To install Nose use below command in command prompt:
pip install nose
Example: Let’s see how to perform simple unit tests using Nose. We will create a file named main.py with test functions to check basic addition and subtraction.
def test_addition():
assert 1 + 1 == 2
def test_subtraction():
assert 3 - 1 == 2
To run this program, we will write following command:
nosetests main.py
Output

Explanation:
- Nose automatically detects functions whose names start with test_.
- It allows writing simple test functions with plain assert statements, avoiding boilerplate required by unittest.
4. Using Doctest
Doctest Module is used to write tests in form of interactive Python sessions within docstrings and then automatically run those tests to verify that code behaves as expected. Doctest Module finds patterns in docstring that looks like interactive shell commands.
Example: Let’s create a file named main.py and write doctest-based tests directly in the function docstrings. These examples will automatically check if the functions work correctly.
def add(a, b):
"""
Function to add two numbers.
>>> add(2, 3)
5
>>> add(-1, 1)
0
"""
return a + b
def subtract(a, b):
"""
Function to subtract two numbers.
>>> subtract(5, 2)
3
>>> subtract(10, 5)
4
"""
return a - b
To run the program, write following command in terminal in same directory as main.py file.
python -m doctest main.py
Output

Explanation:
- Tests are written as examples in the function docstrings using >>>.
- doctest checks if the output matches the expected results.
Writing Assertions in Python
unittest module provides many assertion methods to check values, types and existence of variables. Below are some of the methods that are commonly used to write assertions.
Method | Description |
|---|---|
.assertEqual(a, b) | Checks if a == b |
.assertTrue(x) | Checks if x is True |
.assertIsInstance(a, b) | Checks if a is an instance of class b |
.assertIsNone(x) | Checks if x is None |
.assertFalse(x) | Checks if x is False |
.assertIs(a, b) | Checks if a is b |
.assertIn(a, b) | Checks if a is a member of b |
.assertRaises(Exception) | Checks if a block of code raises an exception |
Advanced Testing Scenarios
In real-world projects, you often need to test more than just basic cases. Advanced testing techniques help ensure your code works correctly in different situations. Key concepts include:
Fixtures
- Fixtures are setup data or resources used across multiple tests.

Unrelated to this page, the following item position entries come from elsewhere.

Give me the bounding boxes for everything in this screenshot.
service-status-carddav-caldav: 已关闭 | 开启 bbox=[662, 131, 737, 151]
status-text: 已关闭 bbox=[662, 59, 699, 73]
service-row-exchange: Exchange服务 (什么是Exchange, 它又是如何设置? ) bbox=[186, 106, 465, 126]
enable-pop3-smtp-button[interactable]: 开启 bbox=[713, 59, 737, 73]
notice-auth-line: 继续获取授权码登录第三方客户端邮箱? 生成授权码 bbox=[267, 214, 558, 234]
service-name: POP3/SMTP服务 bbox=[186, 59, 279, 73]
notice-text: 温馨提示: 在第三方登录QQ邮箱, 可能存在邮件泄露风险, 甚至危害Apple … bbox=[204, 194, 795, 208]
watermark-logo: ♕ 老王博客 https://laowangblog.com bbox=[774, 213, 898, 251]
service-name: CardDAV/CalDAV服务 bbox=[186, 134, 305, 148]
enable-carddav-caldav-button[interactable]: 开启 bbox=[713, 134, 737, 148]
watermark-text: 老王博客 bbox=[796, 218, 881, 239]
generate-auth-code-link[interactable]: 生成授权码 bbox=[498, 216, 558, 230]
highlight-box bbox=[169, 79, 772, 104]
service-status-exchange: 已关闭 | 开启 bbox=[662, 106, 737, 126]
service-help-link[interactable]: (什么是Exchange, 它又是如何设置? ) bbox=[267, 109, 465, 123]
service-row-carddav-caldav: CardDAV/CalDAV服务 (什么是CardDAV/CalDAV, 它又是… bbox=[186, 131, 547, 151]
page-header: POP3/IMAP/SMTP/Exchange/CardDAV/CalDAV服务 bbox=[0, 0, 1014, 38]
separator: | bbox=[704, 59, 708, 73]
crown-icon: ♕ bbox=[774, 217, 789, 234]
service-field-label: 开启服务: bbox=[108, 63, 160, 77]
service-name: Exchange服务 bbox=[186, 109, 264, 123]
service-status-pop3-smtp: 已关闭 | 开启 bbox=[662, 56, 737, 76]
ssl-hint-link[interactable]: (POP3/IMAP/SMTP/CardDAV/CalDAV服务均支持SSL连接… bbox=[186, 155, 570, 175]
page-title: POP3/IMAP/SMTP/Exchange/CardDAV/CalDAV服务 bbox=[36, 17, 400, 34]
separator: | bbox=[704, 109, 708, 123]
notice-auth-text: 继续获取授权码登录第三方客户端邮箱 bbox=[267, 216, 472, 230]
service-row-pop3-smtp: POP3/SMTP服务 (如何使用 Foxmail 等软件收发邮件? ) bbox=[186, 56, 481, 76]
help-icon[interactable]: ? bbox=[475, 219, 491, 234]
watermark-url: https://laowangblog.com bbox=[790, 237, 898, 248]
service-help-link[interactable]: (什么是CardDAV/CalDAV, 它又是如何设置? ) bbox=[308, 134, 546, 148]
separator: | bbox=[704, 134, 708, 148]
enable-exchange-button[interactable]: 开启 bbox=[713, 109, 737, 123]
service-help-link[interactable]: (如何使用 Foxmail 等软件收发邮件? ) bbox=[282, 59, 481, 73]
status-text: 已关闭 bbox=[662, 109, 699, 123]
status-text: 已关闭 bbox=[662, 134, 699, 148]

- They help avoid repeating code by creating input data once and reusing it in several tests.
Parameterization
- Parameterization allows running the same test multiple times with different inputs.
- This ensures the function behaves correctly for a variety of input values without writing separate test functions.

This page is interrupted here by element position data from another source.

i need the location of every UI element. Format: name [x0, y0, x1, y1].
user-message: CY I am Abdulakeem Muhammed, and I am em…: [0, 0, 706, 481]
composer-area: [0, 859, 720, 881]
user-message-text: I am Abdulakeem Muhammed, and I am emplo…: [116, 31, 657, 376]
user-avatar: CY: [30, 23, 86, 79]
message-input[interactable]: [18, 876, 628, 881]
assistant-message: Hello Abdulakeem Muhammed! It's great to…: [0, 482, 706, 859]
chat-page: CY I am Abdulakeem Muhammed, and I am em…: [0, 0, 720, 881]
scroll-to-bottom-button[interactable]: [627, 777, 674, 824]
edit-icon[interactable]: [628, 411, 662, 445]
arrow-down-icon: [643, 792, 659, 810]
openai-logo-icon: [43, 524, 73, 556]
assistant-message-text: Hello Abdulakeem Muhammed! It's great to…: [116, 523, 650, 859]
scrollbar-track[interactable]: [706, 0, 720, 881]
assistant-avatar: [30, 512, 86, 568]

Handling Different Scenarios
- Tests should cover normal cases, edge cases and expected errors.
- You may also write integration tests to check how multiple units work together.
- Testing in multiple environments ensures your code works consistently across setups.

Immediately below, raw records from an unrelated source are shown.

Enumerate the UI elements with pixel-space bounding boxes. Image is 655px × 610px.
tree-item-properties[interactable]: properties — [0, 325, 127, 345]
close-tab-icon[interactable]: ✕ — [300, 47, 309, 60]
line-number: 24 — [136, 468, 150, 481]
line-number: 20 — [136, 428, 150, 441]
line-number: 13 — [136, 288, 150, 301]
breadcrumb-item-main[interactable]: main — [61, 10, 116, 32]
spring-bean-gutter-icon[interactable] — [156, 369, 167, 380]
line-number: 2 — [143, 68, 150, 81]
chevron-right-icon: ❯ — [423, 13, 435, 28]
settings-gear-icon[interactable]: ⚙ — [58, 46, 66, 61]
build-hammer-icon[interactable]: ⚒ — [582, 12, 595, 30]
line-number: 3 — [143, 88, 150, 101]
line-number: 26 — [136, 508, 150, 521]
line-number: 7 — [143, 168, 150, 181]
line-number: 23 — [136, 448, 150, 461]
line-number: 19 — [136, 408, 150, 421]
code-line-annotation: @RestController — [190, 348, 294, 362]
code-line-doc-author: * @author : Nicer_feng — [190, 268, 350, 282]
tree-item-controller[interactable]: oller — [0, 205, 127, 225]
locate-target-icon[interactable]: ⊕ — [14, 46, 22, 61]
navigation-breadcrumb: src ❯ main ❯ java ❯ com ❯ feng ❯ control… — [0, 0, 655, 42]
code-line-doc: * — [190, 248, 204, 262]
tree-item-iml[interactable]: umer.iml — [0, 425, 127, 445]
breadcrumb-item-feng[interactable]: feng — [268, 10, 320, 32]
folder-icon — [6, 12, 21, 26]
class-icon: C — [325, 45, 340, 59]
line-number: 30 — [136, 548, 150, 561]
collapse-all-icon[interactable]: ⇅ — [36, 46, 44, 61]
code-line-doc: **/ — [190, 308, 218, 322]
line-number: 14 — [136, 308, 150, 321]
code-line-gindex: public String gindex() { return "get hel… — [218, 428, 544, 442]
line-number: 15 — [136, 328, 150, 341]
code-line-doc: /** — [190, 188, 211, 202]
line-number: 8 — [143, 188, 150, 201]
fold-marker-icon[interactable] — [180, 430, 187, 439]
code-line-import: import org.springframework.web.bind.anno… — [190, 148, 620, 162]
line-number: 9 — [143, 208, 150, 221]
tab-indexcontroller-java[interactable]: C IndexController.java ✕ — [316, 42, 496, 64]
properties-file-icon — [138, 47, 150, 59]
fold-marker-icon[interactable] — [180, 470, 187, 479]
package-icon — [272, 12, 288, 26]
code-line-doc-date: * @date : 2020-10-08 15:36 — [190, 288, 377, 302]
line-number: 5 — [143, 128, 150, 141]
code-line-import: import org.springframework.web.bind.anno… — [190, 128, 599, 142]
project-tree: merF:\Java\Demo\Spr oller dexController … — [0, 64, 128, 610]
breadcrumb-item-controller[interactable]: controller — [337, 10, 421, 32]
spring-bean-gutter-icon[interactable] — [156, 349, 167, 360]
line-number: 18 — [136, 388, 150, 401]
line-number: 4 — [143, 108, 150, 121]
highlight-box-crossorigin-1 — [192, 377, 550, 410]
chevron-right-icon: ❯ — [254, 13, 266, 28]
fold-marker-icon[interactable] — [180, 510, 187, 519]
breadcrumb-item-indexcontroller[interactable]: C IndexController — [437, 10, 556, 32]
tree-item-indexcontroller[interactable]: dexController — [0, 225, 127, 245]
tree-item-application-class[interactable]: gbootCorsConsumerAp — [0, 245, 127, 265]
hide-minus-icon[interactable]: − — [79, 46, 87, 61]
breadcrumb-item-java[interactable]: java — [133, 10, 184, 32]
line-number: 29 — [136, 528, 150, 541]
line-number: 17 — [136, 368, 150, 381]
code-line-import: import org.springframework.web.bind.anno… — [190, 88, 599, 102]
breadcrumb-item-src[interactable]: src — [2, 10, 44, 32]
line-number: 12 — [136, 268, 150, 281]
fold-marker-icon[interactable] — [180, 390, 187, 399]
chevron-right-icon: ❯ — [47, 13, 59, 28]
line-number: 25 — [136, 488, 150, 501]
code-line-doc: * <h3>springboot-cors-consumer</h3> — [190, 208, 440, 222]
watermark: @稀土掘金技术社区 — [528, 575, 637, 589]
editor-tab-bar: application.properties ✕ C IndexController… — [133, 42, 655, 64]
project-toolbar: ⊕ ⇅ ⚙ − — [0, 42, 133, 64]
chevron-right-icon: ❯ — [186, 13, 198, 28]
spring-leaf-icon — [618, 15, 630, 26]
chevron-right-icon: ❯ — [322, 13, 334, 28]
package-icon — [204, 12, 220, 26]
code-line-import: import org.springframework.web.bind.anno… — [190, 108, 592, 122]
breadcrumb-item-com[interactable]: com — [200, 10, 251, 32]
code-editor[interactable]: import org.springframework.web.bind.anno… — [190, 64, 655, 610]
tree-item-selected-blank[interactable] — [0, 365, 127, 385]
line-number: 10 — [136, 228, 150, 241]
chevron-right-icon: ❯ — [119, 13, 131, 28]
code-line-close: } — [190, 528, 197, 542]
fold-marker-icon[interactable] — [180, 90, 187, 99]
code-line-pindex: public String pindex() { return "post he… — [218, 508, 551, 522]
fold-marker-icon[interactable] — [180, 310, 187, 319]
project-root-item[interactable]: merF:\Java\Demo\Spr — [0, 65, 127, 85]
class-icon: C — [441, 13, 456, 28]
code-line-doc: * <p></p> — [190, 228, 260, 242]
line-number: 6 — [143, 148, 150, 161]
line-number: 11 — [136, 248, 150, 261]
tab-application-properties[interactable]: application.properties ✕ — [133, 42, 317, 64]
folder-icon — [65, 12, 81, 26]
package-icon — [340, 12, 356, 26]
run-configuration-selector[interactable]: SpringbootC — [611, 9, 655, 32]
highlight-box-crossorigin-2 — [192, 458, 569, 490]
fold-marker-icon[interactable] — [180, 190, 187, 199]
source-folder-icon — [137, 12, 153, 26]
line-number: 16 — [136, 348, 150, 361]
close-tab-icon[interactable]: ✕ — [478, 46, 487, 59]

Example: This demonstrates how to write unit tests using unittest, including handling bad data types. We test normal numeric inputs as well as cases where an invalid type should raise a TypeError.
import unittest
class TestSumDifferentPatterns(unittest.TestCase):
def test_list_tuple_values(self):
data = (10*2, 200*2)
result = sum(data)
self.assertEqual(result, 600)
def test_bad_data_type(self):
data = "alpha value passed instead of numeric"
with self.assertRaises(TypeError):
result = sum(data)
if __name__ == '__main__':
unittest.main()
Output
----------------------------------------------------------------------
Ran 2 tests in 0.001s
Explanation:
- test_list_and_tuple_values: Verifies that sum works for normal numeric inputs.
- test_invalid_data_type: Uses self.assertRaises(TypeError) to check that an error is raised when invalid input is provided.
- Using with self.assertRaises() ensures your test detects expected errors, making your code more robust.